Os dezessete pisos que formam a altura comum das três torres são inusuais no Brasil, devido a um dogmatismo renitente que não permite o uso de elevadores em habitações de interesse social, independentemente de análises conjunturais mais aprofundadas. O projeto do Conjunto Jardim Edite pôde romper com este dogma e responder aos apelos de uma esquina formada por duas vias de grande porte, sendo uma delas definida por dois níveis – o do chão e o do elevado. A resposta é certeira: a primeira torre, orientada para a Berrini, foi afastada ao limite funcional e programático para oferecer uma praça, preservar uma árvore e se articular com a larga calçada que circunda todo o conjunto, resultando em uma insuspeitada nobreza e dignidade urbanística, tão generosa com as avenidas, quanto os mais suntuosos empreendimentos imobiliários da vizinhança. Todos os recuos foram oferecidos para os passeios públicos e para a praça de esquina, explicitando o significado da sua função urbana. E estes passeios, por sua vez, são o acolhimento ao público que se servirá do restaurante-escola, da unidade de saúde e da creche, com suas respectivas entradas individualizadas, indicadas por um variado e forte colorido que circunda as calçadas e contrasta com a sobriedade cromática dos blocos de habitação.
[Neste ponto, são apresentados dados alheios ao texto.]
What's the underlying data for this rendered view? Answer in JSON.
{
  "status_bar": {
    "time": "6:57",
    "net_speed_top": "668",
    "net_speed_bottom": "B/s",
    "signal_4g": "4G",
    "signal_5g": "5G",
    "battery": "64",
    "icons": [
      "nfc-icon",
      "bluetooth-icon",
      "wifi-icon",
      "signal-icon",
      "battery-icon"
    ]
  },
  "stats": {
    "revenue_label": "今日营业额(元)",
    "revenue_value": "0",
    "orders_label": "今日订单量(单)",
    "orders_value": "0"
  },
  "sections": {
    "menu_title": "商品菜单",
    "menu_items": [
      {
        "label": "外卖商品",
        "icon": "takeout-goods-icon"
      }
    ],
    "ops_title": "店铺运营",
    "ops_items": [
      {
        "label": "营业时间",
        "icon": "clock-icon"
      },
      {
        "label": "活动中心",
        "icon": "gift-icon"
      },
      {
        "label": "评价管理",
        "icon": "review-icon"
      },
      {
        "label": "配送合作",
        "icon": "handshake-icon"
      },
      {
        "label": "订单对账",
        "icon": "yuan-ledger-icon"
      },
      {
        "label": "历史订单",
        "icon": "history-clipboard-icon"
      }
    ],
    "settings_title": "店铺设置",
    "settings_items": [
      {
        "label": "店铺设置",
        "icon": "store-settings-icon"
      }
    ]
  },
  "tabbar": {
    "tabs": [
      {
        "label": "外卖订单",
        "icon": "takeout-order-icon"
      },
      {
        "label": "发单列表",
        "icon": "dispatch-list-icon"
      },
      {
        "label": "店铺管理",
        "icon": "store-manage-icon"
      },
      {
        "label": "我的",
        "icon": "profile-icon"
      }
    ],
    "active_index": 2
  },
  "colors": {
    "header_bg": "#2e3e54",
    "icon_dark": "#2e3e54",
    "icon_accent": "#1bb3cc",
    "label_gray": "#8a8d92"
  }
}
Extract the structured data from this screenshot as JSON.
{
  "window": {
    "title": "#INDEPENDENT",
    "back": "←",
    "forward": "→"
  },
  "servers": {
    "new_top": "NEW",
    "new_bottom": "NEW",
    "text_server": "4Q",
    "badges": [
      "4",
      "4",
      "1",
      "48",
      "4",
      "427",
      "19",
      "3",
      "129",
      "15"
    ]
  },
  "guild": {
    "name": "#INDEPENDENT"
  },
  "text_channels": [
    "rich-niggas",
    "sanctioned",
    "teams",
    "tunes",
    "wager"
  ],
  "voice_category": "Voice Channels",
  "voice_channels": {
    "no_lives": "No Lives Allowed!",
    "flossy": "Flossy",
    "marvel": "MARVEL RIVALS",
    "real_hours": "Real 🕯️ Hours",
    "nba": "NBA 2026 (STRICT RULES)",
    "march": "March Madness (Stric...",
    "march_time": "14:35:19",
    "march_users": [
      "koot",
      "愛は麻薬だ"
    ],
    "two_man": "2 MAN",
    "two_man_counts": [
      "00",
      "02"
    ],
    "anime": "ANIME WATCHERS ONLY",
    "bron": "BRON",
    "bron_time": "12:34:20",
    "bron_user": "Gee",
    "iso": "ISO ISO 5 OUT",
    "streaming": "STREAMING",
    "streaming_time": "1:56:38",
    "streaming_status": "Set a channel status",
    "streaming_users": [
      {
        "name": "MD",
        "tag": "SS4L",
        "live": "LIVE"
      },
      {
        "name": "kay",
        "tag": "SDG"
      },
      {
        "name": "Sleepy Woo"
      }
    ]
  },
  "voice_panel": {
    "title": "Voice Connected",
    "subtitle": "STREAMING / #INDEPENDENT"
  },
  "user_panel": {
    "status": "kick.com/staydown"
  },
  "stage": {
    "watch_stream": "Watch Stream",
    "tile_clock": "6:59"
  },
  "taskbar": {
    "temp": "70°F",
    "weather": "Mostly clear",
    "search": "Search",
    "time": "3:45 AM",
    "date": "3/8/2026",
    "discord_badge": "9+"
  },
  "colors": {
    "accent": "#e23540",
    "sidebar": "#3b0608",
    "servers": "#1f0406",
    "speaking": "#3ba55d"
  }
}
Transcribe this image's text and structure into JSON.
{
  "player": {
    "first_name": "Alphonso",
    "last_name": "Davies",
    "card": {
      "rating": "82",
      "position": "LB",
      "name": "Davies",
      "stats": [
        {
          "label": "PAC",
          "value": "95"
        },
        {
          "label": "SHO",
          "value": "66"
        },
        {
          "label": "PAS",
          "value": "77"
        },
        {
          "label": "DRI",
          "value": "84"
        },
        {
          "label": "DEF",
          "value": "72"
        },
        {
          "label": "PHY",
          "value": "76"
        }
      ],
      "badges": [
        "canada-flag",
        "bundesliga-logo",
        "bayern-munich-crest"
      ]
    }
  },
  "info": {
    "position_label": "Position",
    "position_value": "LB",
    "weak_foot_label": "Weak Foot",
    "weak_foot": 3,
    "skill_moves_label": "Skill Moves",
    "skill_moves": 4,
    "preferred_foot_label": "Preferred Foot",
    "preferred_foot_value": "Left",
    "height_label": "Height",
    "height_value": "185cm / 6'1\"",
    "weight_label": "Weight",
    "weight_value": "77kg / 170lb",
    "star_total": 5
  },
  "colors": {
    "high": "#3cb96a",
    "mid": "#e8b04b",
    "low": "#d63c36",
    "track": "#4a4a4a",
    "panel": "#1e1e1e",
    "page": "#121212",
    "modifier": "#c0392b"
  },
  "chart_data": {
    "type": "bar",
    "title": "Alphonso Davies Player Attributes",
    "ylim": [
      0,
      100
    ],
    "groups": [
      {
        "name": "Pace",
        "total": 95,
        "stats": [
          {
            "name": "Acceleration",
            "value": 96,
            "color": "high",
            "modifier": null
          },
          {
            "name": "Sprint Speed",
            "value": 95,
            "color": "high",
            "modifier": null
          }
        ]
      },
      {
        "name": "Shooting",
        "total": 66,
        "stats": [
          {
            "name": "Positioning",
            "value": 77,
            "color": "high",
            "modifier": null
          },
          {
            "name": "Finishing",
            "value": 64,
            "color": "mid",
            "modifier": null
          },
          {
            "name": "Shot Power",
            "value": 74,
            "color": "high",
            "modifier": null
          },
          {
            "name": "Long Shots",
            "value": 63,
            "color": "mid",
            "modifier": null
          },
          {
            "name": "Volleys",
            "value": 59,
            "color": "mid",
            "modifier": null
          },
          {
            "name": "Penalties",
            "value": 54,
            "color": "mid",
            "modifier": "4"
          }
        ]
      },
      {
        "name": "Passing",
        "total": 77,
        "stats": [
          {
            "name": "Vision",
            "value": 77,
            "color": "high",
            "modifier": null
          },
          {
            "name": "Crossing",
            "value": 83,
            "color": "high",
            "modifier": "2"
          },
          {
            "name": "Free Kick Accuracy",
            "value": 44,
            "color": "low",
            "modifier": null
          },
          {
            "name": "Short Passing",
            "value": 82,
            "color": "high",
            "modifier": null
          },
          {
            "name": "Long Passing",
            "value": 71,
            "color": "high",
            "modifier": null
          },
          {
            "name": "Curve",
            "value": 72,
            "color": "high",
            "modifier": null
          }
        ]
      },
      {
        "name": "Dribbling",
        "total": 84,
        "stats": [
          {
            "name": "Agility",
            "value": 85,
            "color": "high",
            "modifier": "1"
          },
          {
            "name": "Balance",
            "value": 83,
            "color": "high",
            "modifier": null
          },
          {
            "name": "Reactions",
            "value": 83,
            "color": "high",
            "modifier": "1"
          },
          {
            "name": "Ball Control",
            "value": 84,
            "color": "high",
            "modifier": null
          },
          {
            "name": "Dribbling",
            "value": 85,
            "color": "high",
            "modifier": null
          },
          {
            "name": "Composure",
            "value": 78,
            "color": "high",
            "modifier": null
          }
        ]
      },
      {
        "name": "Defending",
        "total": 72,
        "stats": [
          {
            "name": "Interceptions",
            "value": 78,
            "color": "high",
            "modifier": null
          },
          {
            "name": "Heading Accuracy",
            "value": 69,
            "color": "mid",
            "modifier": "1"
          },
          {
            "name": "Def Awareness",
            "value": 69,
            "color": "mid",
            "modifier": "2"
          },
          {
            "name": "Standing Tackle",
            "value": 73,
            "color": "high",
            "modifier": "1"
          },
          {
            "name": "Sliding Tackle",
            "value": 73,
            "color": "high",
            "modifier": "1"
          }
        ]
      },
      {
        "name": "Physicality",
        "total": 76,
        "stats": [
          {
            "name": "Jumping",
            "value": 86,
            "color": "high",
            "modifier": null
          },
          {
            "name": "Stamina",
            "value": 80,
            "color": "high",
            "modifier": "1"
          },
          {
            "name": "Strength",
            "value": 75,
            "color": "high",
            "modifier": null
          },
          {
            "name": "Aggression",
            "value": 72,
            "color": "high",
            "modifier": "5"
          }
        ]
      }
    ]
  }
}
As torres possuem o mesmo pavimento-tipo que resultou em faces bem diferentes nos lados de maiores dimensões. No lado onde estão as janelas das unidades, predominam as linhas horizontais; no lado do corredor de acesso aos apartamentos observa-se uma grade de cheios e vazios modulada por retângulos verticais. Se na primeira situação os planos horizontais ressaltados projetam sombras sobre as janelas para enfatizar o motivo geométrico da composição, na segunda situação, a relação geométrica entre cheio e vazio produz uma pulsação rítmica mais vibrante. Se na primeira, o predomínio dos planos horizontais é uma sobrescritura, na segunda, a escrita é formada por unidades discretas, distinguíveis e autônomas como um boogie woogie mondriânico e monocromático, onde no centro o ritmo é regular e nas bordas ou limites do quadro a regularidade é desfeita pelos vazios ainda inscritos na modulação. Observa-se, na planta do pavimento tipo, que estes vazios estão incorporados aos apartamentos de canto e, portanto, não fazem parte do sugestivo espaço coletivo de circulação já mencionado. Tratam-se das áreas de serviços das unidades de canto, espaços para lavar e secar roupas, expostos aos olhos da cidade. A imagem subverte a abstração geométrica da composição, ao exibir, qual bandeiras agitadas, nossas roupas comuns dependuradas, e introduzir uma manifestação dissonante, colorida e imprevista como um estranho festival, uma festa dos nossos trapos coloridos, uma lembrança de feriado nacional ou de festa popular insinuando-se, pelas frestas, nos dias e nos espaços do mundo das corporações e do trabalho produtivo.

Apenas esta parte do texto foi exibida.